Greenfield highlighted that "we have always questioned the logic of vertical integration of content and distribution in media," and "history has supported our skepticism." He pointed to the AOL Time Warner experiment that "created a lot of investment banking fees, but destroyed shareholder value." Similarly, Time Warner was "not helped by owning Time Warner Cable, nor did News Corp benefit from its ownership of DirecTV," he added.

There are two such vertically integrated media giants left in Comcast's NBCUniversal and AT&T's WarnerMedia. "Comcast was able to buy NBCUniversal at an amazing price and benefit from running and investing in the businesses far better than GE did, creating substantial value for Comcast investors along the way," Greenfield said. "However, those gains were realized years ago, and it is hard to invent strategic rationale for their continued existence under the same roof, with all due respect to Peacock."

And he said that while it was "too early to judge AT&T’s acquisition of Time Warner and their hopes for HBO Max, we have viewed the transaction as far more about diversification than vertically-integrated value creation from day one."

The analyst argued that scale, not vertical integration is needed in Hollywood these days, and NBCU and WarnerMedia would form a $80 billion-plus revenue behemoth. "When we think about the scale needed to compete in a direct-to-consumer world, it goes well beyond the content heft," he said. "Think of the scale of engineering resources, the marketing heft of the combined entity and infusing theme parks into Warner Bros. and video games into NBCUniversal.
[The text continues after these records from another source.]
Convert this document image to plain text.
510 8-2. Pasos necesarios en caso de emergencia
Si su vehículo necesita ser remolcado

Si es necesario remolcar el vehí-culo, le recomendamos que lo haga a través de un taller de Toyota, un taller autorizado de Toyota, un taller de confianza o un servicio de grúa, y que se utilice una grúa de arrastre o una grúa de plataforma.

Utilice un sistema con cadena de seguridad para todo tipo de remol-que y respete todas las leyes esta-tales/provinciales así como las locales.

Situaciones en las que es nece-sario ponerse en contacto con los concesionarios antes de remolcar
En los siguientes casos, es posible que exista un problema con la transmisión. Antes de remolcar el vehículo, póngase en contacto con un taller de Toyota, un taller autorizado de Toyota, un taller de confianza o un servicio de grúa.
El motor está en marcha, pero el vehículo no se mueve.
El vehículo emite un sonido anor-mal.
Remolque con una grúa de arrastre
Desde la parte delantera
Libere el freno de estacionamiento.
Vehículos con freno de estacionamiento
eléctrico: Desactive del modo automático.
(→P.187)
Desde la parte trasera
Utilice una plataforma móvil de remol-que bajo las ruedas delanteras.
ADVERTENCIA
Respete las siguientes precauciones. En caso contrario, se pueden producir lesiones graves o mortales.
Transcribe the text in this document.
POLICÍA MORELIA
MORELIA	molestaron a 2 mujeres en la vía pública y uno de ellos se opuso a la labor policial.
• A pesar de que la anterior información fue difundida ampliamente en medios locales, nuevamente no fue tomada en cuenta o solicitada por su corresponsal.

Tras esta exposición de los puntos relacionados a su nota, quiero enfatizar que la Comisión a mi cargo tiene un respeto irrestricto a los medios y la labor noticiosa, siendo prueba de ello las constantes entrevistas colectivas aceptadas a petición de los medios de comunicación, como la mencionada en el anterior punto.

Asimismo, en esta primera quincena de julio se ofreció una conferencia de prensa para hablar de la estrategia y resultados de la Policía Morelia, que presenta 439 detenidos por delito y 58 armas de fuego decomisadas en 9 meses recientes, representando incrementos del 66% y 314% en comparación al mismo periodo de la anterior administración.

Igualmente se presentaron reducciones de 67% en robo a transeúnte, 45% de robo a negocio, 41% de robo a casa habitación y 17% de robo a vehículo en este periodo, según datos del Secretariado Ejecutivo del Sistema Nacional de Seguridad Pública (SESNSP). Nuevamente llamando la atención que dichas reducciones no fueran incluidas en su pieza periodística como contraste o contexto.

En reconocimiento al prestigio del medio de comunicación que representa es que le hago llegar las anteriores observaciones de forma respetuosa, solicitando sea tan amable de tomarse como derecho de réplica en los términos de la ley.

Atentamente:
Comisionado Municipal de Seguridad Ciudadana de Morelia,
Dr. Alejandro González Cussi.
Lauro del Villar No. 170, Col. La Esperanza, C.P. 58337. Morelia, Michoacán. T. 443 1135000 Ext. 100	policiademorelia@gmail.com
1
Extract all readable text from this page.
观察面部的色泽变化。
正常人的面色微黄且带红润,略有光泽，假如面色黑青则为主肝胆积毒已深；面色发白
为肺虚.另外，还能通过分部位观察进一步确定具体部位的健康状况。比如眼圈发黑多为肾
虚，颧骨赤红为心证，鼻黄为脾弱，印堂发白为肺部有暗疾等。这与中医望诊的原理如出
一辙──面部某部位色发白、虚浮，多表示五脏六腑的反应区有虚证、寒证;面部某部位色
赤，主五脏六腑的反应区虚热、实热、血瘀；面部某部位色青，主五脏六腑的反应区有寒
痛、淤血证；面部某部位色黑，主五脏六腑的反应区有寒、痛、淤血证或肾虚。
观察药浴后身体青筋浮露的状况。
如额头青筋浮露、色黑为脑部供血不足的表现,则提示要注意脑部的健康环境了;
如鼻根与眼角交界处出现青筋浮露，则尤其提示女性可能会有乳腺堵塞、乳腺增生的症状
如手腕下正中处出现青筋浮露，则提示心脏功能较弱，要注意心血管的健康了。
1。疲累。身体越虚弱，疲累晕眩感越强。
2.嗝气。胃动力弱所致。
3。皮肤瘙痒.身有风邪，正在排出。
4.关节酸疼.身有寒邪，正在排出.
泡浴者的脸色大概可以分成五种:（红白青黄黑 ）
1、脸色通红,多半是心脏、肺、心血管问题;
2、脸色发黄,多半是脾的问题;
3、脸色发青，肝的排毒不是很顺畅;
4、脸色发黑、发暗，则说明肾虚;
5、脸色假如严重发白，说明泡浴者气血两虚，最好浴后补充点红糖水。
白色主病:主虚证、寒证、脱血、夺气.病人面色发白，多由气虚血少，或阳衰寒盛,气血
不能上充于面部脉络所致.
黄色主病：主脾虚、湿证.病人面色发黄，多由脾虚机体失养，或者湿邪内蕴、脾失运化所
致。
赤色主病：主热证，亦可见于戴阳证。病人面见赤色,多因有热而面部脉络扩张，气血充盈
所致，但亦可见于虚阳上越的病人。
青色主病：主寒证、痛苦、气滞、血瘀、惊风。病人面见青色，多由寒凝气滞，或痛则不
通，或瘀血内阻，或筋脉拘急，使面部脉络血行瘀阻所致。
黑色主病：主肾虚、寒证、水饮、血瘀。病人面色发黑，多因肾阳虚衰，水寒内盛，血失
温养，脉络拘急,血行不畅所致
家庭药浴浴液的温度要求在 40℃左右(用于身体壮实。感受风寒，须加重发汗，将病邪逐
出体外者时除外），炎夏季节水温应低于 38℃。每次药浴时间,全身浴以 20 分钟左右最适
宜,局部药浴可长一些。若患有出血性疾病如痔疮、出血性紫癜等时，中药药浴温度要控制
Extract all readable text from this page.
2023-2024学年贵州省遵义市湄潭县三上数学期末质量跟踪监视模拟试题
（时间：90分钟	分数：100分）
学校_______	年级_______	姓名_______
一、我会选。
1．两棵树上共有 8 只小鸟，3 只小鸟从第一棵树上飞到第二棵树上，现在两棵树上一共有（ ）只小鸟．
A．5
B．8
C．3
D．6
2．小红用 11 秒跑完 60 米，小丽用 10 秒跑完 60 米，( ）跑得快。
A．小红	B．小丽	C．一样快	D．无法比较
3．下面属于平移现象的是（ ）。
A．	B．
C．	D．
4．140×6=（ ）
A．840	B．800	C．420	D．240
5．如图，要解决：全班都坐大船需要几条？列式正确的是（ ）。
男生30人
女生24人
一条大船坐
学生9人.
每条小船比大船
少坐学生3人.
Not to mention, at this enlarged scale, the combined company is in a far better position to negotiate with TV operating system platforms, [pay TV and virtual pay TV distributors], and even talent."

The Wall Street expert in his report assumed that NBC and Telemundo owned-and-operated local TV stations would be sold or spun off, "thereby eliminating the need for FCC approval." He argued that private equity buyers would be interested in these assets.

Greenfield also touted the CEOs of the two entertainment arms, NBCU's Jeff Shell and WarnerMedia's Jason Kilar, and their skills. "While we are sure both executives would want to run the combined company, we suspect shared power would be ideal for shareholders as they each bring very different skill sets and backgrounds in media and technology," he said. "Both executives recognize the need for disrupting the status quo and do not appear afraid to 'break glass' as we have seen with theatrical windows in recent weeks. In many ways, the leadership duo would be a dream team executive-wise."

But will his vision actually become reality? "We doubt it," argued Greenfield. "Both AT&T and Comcast feel far too focused on their current strategies to deal with a massively disruptive and transformative merger of equals that creates a new separate entity, not to mention a sizable divestiture of local TV stations. That said, it would be a huge win for investors on both sides and could create one of the only companies positioned to not just survive long-term, but to flourish as the entire media business shifts rapidly to streaming."